It was a very hot afternoon; and Van Heemskirk's store, though open to the river-breezes, was not by any means a cool or pleasant place. Bram was just within the doors, marking "Boston" on a number of flour-barrels, which were being rapidly transferred to a vessel lying at the wharf. He was absorbed and hurried in the matter, and received the visitor with rathera cool courtesy; but whether the coolness was of intention or preoccupation, Captain Hyde did not perceive it. He asked for Councillor Van Heemskirk, and was taken to his office, a small room, intensely warm and sunny at that hour of the day.
"Your servant, Captain."
"Yours, most sincerely, Councillor. It is a hot day."
"That is so. We come near to midsummer. Is there anything I can oblige you in, sir?"
Joris asked the question because the manner of the young man struck him as uneasy and constrained; and he thought, "Perhaps he has come to borrow money." It was notorious that his Majesty's officers gambled, and were often in very great need of it; and, although Joris had not any intention of risking his gold, he thought it as well to bring out the question, and have the refusal understood before unnecessary politeness made it more difficult.

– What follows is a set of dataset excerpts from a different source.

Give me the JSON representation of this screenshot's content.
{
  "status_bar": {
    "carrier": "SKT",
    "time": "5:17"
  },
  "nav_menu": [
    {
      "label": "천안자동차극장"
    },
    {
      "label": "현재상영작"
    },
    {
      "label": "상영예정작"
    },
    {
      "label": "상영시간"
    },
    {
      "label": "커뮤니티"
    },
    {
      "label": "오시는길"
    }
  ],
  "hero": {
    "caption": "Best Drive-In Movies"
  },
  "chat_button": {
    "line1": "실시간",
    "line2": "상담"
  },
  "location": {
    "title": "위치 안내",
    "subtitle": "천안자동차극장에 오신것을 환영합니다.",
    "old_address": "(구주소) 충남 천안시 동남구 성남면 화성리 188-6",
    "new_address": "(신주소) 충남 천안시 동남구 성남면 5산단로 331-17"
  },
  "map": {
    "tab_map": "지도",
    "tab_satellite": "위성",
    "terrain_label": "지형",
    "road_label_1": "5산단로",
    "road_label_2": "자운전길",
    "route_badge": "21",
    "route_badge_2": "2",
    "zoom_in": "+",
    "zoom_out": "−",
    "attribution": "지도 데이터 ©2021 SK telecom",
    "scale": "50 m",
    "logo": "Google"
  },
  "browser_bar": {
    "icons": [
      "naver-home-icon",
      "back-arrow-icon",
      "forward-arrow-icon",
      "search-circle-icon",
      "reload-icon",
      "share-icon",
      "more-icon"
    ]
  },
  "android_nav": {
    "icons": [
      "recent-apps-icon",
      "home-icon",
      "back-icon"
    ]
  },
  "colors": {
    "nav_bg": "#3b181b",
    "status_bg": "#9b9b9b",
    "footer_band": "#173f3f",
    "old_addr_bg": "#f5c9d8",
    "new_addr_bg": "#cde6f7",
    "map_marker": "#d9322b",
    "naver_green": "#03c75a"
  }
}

He was not, therefore, astonished when Captain Hyde answered,—
"Sir, you can indeed oblige me, and that in a matter of the greatest moment."
"If money it be, Captain, at once I may tell you, that I borrow not, and I lend not."
"Sir, it is not money—in particular."
"So?"
"It is your daughter Katherine."
Then Joris stood up, and looked steadily at the suitor. His large, amiable face had become in a moment hard and stern; and the light in his eyes was like the cold, sharp light that falls from drawn steel.
"My daughter is not for you to name. Sir, it is a wrong to her, if you speak her name."
"By my honour, it is not! Though I come of as good family as any in England, and may not unreasonably hope to inherit its earldom, I do assure you, sir, I sue as humbly for your daughter's hand as if she were a princess."
"Your family! Talk not of it. King nor kaiser do I count better men than my own fore-goers. Like to like, that is what I say. Your wife seek, Captain, among your own women."
"I protest that I love your daughter. I wish above all things to make her my wife."
"Many things men desire, that they come not near to. My daughter is to another man promised."
"Look you, Councillor, that would be monstrous. Your daughter loves me."
Joris turned white to the lips. "It is not the truth," he answered in a slow, husky voice.
"By the sun in heaven, it is the truth! Ask her."
"Then a great scoundrel are you, unfit with honest men to talk. Ho! Yes, your sword pull from its scabbard. Strike. To the heart strike me. Less wicked would be the deed than the thing you have done."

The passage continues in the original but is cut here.